Ed ecco il tenente Mastini, collega d’Università di Lussu incontrato di nuovo in guerra, che ricorda come un sogno splendido i comuni anni da studente a Cagliari, intanto beve cognac e a quell’ubriachezza costante, in cui versa tutto il battaglione, trova un nobile modello letterario, il vino con cui si dissetano gli eroi omerici; immagina dunque un Ettore che meglio avrebbe affrontato nel duello estremo Achille se avesse bevuto cognac: così la trincea si allontana, d’improvviso siamo sotto le mura di Troia, e – racconta Lussu – “anch’io rividi, per un attimo, Ettore, fermarsi, dopo quella fuga affrettata e non del tutto giustificata, sotto lo sguardo dei suoi concittadini, spettatori sulle mura, slacciarsi, dal cinturone di cuoio ricamato d’oro, dono di Andromaca, un’elegante borraccia di cognac, e bere, in faccia ad Achille”. Le virgole spezzano la prosa, che singhiozza, non respira, le parole sono pezzi di vetro acuminato: Monachella rende quest’affanno e lo trasforma in visione, ché anche gli spettatori/ascoltatori ‘vedono’ i due colti ufficiali dialogare tra loro in una rara pausa della vita di trincea, e insieme ‘vedono’ Ettore che va a morire; il richiamo omerico si degrada nell’ignobiltà della guerra sull’altipiano, nella quale l’alcol a fiumi costituisce un’ancora di salvezza ed insieme un espediente per potersi incoscientemente lanciare incontro alla morte. E mentre il tenente con l’amico degli anni universitari sorride di quella contaminazione grottesca tra un Ettore reso più ardimentoso dal cognac e realtà cruda, reclina all’improvviso il volto e s’accascia sul sasso su cui è seduto, colpito in fronte da un cecchino.

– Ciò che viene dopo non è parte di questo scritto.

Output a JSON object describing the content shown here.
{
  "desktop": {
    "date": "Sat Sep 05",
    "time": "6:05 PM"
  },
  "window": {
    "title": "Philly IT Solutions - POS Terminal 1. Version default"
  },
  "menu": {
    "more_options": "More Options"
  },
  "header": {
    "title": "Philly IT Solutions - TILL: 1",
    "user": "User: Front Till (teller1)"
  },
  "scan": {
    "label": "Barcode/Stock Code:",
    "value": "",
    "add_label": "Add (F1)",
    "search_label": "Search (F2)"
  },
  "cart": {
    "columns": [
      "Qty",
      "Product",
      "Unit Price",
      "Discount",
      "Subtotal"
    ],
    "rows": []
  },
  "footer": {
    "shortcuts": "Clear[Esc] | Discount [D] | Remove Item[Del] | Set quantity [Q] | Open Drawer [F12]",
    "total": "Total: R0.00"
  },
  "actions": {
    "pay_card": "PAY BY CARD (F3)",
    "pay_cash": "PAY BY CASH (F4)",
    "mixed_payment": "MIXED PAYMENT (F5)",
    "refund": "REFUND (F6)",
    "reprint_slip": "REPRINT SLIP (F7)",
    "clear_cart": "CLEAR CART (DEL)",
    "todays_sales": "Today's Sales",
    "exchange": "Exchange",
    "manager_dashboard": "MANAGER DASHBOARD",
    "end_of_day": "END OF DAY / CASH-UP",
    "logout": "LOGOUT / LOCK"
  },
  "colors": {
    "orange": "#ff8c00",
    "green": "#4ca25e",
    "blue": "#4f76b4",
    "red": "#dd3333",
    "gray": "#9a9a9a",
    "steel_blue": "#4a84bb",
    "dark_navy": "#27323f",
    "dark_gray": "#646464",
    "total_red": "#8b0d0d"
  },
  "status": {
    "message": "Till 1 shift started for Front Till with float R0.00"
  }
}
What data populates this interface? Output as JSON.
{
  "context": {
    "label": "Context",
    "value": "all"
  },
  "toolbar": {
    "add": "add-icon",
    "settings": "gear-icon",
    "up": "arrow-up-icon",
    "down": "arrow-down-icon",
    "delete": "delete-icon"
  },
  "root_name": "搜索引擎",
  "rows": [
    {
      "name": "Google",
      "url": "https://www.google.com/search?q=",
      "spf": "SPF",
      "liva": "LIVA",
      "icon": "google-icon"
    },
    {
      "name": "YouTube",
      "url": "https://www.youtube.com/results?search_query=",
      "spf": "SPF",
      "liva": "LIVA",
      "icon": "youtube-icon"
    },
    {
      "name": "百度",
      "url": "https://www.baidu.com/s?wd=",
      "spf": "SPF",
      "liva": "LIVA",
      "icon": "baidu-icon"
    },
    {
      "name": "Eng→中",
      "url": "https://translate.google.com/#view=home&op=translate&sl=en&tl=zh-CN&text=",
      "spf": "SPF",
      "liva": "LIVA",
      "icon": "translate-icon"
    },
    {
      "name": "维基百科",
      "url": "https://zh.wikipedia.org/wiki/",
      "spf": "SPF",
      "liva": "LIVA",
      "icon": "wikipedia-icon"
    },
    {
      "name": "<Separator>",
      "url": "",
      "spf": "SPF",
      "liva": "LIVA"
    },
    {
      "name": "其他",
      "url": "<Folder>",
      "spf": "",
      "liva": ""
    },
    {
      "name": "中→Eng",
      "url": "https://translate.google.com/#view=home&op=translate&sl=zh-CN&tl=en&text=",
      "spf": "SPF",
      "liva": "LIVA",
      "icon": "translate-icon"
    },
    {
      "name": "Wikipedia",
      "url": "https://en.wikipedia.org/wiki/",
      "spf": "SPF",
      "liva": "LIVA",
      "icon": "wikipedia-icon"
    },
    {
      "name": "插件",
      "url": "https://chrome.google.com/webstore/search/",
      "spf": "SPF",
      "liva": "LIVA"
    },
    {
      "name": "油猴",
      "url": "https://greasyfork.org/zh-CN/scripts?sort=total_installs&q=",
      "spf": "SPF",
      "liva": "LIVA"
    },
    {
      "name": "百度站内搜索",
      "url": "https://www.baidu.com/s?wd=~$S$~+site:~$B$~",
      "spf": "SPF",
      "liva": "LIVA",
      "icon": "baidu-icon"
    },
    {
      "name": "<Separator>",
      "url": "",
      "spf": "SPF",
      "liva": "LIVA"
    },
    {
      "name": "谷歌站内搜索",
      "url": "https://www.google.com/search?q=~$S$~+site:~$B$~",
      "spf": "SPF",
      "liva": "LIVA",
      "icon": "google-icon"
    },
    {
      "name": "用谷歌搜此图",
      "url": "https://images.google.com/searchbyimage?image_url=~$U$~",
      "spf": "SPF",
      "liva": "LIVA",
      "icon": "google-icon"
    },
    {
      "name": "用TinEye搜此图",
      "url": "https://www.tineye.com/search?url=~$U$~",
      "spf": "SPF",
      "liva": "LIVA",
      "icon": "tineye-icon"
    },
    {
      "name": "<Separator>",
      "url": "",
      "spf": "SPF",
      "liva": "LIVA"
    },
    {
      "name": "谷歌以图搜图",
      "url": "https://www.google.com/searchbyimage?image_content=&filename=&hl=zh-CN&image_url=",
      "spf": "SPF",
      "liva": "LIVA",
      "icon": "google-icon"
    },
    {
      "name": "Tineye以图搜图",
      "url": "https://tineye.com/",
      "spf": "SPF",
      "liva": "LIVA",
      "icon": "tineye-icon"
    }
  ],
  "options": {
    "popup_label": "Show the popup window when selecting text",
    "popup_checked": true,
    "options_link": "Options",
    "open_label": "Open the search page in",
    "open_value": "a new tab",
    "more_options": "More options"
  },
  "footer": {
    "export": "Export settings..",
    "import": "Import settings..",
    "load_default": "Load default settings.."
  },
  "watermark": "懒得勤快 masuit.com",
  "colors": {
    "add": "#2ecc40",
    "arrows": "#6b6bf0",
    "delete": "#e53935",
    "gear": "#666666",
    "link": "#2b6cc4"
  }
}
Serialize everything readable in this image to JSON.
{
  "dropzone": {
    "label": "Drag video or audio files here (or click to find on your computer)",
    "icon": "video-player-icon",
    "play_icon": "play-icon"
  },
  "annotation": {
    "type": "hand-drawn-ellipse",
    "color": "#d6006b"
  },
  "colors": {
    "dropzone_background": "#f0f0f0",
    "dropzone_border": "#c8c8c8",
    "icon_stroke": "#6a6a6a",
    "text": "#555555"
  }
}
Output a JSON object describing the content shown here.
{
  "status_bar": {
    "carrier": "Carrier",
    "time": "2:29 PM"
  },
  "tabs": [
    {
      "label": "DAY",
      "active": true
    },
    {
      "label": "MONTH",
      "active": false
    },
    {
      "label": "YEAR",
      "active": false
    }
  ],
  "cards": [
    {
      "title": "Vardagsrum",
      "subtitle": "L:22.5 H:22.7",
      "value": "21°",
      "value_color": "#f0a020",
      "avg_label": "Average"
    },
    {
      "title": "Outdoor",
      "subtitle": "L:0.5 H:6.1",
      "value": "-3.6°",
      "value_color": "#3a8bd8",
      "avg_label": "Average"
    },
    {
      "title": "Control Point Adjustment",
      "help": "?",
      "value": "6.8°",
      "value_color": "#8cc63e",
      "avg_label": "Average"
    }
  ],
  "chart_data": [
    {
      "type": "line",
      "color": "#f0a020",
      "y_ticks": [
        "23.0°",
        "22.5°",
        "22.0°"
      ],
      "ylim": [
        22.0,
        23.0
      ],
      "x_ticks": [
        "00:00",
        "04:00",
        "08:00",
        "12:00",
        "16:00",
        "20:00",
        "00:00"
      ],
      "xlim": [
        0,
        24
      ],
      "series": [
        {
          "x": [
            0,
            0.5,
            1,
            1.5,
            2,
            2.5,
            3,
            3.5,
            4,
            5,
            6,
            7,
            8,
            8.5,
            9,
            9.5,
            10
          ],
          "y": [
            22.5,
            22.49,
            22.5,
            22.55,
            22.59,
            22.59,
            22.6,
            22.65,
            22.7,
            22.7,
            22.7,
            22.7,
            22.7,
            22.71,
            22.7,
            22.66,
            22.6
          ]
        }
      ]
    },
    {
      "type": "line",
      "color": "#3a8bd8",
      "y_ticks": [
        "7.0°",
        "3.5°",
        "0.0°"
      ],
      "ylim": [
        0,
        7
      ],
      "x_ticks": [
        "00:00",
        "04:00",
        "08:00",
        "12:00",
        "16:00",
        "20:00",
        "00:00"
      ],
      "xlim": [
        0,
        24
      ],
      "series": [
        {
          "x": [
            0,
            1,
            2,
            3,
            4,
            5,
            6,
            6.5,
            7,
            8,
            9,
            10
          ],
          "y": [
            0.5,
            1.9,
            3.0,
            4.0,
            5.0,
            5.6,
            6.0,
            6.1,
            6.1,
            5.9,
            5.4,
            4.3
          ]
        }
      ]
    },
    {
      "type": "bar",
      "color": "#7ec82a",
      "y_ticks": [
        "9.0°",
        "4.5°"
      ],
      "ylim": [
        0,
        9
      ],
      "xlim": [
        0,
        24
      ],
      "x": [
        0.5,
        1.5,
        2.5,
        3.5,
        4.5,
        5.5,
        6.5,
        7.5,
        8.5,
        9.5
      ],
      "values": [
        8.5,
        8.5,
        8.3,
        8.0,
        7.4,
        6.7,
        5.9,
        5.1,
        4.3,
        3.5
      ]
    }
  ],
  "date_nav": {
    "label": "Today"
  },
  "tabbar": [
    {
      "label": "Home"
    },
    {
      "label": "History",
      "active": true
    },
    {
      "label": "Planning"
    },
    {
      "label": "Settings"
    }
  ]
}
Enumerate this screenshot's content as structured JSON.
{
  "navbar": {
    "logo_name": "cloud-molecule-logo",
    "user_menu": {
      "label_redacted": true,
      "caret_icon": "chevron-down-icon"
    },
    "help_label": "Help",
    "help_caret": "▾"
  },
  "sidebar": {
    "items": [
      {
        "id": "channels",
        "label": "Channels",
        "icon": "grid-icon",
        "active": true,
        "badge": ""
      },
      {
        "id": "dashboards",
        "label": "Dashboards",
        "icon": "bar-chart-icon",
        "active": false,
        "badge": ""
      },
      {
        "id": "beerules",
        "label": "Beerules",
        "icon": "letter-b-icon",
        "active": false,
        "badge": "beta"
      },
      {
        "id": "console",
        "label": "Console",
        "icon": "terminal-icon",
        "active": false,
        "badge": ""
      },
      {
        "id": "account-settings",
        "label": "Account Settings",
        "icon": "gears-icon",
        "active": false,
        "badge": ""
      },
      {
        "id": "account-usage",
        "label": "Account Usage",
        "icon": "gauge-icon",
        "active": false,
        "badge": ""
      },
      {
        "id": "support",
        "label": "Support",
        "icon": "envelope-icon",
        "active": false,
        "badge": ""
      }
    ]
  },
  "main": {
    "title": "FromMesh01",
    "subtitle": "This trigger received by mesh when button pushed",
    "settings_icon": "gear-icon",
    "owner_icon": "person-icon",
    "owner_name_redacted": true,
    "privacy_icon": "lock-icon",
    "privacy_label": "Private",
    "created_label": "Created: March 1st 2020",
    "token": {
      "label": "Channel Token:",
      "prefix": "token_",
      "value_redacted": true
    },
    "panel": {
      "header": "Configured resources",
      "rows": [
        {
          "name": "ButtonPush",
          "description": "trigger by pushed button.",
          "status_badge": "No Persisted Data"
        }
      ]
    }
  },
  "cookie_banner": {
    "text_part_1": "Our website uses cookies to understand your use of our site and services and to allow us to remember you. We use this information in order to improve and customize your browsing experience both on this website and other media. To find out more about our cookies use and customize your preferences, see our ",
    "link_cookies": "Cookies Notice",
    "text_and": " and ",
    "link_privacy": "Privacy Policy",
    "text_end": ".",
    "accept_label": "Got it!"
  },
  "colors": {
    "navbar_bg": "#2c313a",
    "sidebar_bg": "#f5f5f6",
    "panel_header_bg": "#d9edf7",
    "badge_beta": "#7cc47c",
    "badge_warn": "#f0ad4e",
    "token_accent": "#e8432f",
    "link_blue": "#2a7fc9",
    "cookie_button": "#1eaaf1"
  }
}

Ecco: il testo, che non è testo teatrale, diviene, grazie alla capacità della voce recitante che ne riproduce la sintassi battente, testo profondamente teatrale, costellato di interiezioni, grida, angosciose domande, persino canto (“quel mazzolin di fiori, che vien dalla montagna…”). Ma diventa testo teatrale anche grazie all’accompagnamento della musica scritta da Andrea Congia per chitarra, launeddas e percussioni, martellante e semplice come la prosa di Lussu e come questa evocativa, musica dalle risonanze ancestrali grazie all’uso degli strumenti a fiato tradizionali sardi suonati con indicibile maestria e a tratti furore da Andrea Pisu. Attraverso le parole e i suoni lo spettatore non rivive il libro sulla guerra scritto con l’orgoglio dell’origine sarda e della comunione tra i ‘dimonios’ della Brigata Sassari che nella guerra di trincea, a contatto continuo con la morte, scoprirono la nobiltà e l’onore della loro comune identità e cultura, riconobbero l’unità indissolubile delle loro tradizioni, resero il loro isolamento una forza invincibile, magica. E mentre Daniele Monachella legge, il suono delle launeddas, quasi un lamento, lascia scorrere nella mente dello spettatore le immagini di una Sardegna assai diversa dalle spiagge colonizzate: la Sardegna degli olivastri piegati dal vento, delle alture bianche e crudeli del Supramonte, delle miniere buie dell’Iglesiente, dei pascoli solitari e per niente oleografici; la Sardegna amara della luna piena, macchia oleosa sulla valle dei Nuraghi; la Sardegna del commovente Museo della Brigata Sassari in Piazza Castello a Sassari, non segnalato in alcuna guida turistica; la Sardegna delle incrollabili, potenti, mute case di pietra: come quelle di Amurgia, borgo natale di Lussu di appena 500 anime, in una delle quali c’è il museo per Emilio e Joyce Lussu. Tutto questo, nell’ora intensa del recital, lo spettatore lo sente, con la mente, col cuore, con un brivido incontrollabile alle parole di un canto di guerra, “Forza Paris”, “Forza insieme!’”, che diventa paradossalmente urlo altissimo, dalla infinita eco, contro la guerra. Poi le luci del palco si spengono. Ovazione.